In other words, these stocks are undervalued. “There are attractive, relatively high dividend-paying stocks in most sectors,” says Eric Beyrich, chief investment officer at Sound Income Strategies in New York City.
He cites telecom giants like AT&T and Verizon, as well as Omnicom Group and Interpublic Group, two New York-based communications-services providers. He also mentions consumer staples such as Molson Coors Beverage Co. and Chicago-based packaged-food producer Conagra Brands.
“The way to find [such opportunities] is to look at the areas that have underperformed the most, on a price basis, as that tends to lift the yields,” he explains. “Then look for companies with scope for improvement.”
Beyrich is not alone in his view on the market overall, though different investors have varying views of the particulars.
Defensive Sectors
“As a result of the stock market’s flight to riskier assets this year, which came about on expectations of a soft economic landing, many defensive sectors are now offering attractive relative valuations,” says Burns McKinney, portfolio manager of the Virtus NFJ Dividend Value Fund. “These sectors also offer attractive yields.”
At the same time, he says, the industrials sector offers “solid dividends and secular tailwinds.” Infrastructure spending by government programs is ramping up, he adds, and geopolitical uncertainty favors rising defense outlays—two trends that should benefit industrial companies.

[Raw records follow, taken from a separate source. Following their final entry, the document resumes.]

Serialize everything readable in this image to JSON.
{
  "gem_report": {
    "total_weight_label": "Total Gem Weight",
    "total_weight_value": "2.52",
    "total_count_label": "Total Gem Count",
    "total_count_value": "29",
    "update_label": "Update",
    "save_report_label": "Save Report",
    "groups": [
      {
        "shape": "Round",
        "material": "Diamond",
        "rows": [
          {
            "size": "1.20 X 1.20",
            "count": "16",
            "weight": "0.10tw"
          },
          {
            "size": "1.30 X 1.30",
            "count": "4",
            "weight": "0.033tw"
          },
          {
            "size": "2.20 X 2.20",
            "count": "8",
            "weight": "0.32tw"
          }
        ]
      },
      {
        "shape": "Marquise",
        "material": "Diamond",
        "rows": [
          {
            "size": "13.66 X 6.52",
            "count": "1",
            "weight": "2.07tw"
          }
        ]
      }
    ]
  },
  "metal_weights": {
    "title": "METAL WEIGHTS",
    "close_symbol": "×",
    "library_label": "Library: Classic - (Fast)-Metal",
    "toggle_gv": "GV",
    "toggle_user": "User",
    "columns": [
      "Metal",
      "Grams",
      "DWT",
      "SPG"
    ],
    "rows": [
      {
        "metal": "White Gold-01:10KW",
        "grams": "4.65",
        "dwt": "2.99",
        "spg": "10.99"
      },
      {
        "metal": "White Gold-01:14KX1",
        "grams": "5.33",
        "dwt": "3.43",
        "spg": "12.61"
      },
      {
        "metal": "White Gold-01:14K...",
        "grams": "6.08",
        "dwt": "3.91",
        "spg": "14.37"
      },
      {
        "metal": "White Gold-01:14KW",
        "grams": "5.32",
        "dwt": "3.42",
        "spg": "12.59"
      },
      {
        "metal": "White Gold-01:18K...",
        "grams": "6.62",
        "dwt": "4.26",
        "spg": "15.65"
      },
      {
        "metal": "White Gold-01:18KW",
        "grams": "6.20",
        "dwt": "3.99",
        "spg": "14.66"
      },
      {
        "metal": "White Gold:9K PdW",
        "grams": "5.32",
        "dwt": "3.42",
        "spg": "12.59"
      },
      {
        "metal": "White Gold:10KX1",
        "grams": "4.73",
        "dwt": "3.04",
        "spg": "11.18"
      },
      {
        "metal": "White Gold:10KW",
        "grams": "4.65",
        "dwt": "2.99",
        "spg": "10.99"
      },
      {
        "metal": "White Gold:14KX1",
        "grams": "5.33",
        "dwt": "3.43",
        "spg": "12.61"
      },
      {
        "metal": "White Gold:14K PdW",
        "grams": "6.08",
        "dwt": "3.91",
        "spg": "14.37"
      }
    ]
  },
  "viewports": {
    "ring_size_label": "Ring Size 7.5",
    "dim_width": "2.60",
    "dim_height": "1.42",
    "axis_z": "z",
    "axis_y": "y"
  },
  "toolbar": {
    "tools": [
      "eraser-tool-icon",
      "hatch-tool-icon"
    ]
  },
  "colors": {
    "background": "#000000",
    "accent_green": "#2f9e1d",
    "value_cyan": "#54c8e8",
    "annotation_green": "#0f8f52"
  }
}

Michael Clarfeld, a portfolio manager at ClearBridge Investments in New York City, shares a similar sentiment. “Some sectors that have sold off in 2023 as interest rates rose look attractive right now,” he says, singling out so-called bond proxies such as utilities, REITs and energy infrastructure companies. These have “come under some knee-jerk selling pressure as investors extrapolate the consequences of higher rates,” he says.